The internet has pretty much already made up its mind about “Ready Player One”.
This movie, by all accounts, is a shallow, cynical attempt to co-opt online meme and reference culture to try to win street cred without the effort of making a genuine story.
People online have been trashing the book by Ernest Cline, and with every new trailer for the upcoming Steven Spielberg comes a wave of annoyed, snarky backlash from those who apparently are too smart to be suckered in by this pop-culture mash-up.
If movie is nothing more than a string of references, then what’s the point in bothering to see it?

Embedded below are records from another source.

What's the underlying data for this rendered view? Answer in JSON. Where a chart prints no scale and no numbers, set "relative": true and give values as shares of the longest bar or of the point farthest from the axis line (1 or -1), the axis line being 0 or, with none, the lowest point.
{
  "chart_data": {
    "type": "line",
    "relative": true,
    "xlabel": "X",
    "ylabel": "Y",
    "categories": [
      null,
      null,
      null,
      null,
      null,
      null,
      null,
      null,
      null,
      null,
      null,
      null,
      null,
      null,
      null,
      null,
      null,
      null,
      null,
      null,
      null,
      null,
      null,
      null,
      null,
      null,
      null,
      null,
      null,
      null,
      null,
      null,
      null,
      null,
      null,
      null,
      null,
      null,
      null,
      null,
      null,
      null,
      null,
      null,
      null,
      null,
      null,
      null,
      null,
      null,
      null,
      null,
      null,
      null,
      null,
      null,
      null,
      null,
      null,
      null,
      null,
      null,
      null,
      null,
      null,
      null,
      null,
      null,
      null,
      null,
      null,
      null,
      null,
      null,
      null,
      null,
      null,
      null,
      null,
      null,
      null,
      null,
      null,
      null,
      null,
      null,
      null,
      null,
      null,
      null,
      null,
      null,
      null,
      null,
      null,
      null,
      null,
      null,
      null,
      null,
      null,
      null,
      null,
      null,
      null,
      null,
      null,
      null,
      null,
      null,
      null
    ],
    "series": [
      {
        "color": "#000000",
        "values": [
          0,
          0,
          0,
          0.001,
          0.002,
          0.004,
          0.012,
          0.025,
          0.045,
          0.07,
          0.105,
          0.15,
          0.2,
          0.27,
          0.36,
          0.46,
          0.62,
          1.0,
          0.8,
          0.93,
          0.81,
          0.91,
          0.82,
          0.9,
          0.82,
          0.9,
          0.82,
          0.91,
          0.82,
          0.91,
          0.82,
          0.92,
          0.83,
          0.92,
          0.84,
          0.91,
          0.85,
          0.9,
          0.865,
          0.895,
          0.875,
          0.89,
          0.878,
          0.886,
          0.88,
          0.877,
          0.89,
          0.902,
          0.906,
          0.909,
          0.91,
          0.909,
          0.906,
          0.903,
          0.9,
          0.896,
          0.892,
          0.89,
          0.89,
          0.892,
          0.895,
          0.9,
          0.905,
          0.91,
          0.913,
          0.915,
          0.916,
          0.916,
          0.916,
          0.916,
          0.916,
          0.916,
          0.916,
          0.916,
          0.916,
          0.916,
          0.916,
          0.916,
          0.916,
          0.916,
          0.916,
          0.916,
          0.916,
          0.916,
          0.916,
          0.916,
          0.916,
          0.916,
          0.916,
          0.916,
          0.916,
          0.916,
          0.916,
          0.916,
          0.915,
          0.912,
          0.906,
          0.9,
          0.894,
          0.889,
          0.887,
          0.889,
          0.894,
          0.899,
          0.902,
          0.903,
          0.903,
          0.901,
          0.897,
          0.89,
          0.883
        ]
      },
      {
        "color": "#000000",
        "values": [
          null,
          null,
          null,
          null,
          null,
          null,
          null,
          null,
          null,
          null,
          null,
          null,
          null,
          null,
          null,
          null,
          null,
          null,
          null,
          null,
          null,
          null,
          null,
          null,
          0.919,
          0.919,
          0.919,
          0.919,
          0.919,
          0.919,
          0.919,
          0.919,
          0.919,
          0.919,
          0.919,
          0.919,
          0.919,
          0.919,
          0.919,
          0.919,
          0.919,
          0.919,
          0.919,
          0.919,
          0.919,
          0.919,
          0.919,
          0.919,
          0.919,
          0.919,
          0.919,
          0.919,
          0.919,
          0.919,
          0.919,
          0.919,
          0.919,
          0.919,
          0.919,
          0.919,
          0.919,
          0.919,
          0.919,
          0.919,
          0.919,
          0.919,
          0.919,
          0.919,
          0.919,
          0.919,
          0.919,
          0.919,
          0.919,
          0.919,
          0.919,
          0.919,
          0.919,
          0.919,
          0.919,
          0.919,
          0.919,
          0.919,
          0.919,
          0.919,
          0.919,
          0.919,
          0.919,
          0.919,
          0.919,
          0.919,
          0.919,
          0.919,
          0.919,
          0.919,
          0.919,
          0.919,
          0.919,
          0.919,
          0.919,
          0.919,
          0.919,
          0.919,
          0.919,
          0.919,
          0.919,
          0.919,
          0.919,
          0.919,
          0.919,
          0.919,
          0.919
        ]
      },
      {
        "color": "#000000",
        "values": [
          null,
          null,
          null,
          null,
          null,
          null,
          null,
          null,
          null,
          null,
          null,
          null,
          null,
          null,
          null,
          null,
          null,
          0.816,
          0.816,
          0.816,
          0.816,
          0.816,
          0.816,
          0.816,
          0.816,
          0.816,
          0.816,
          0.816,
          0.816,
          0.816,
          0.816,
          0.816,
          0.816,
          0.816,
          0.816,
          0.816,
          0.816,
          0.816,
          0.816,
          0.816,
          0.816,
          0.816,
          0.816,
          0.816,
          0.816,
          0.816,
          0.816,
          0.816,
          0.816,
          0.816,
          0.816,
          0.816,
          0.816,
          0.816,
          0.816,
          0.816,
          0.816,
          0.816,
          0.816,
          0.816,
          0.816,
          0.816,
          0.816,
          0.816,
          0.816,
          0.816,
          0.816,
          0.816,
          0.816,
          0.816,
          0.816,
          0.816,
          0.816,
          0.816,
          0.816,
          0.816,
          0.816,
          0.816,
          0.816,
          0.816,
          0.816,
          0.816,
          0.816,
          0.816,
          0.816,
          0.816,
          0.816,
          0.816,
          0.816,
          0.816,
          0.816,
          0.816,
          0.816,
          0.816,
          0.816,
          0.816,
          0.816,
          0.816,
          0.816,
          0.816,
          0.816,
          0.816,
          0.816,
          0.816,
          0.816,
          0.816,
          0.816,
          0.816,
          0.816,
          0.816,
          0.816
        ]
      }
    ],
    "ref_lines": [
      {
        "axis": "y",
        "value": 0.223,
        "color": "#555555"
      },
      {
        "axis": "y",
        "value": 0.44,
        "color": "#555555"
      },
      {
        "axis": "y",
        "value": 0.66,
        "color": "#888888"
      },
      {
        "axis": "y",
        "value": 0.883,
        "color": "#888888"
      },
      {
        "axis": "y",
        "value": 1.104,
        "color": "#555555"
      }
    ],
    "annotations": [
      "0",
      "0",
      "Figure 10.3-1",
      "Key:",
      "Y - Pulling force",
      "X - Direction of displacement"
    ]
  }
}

It’s hard to argue that this film isn’t a little on the derivative side. In a literal sense, everything in the story is lifted from a novel of the same name, and part of the reason for signing Steven Spielberg to direct is to get him to remix his own greatest hits, along with a bunch of as many other properties as Warner Bros has been able to get the rights to.
That said, this doesn’t necessarily mean that a cultural product is completely without merit. Sometimes, a rehash of older ideas can perfectly strike a chord with audiences and define a generation.
Such is the case with “Star Wars”; a movie that’s built out of tropes and iconography from a bygone era. The movie is nostalgia distilled. The same is true of anything by Quentin Tarantino, albeit with more swearing.
There’s a great video essay by Kirby Fergusson called “Everything’s a Remix” which goes into how works like “Ready Player One” are the rule, rather than the exception. Your very favorite movie or book or song probably has its roots in other cultural touchstones, because that’s kind of how creativity works.
“Ready Player One” goes further than most of these remixes by actually littering its world with recognizable icons from pop culture history. In this regard, its closest equivalent is probably “Who Framed Roger Rabbit?”, a movie (that Spielberg produced) that mashes together classic animated characters for a noir movie that’s actually, weirdly, about racism and bigotry.
There are big, complex themes in this movie, that are achievable in large part because of the simple, easy to understand shorthand provided by dropping in a quick Betty Boop appearance to symbolize how aging stars in this world are treated poorly.
If “Ready Player One” manages to do something worthwhile with its pop-culture references; if they serve some greater thematic purpose; then this film could actually turn out to be surprisingly good.
There’s still a definite chance that this movie might be worth watching.
That said, you probably already decided whether it was for you the moment some Spartans from “Halo” dashed across the screen, didn’t you?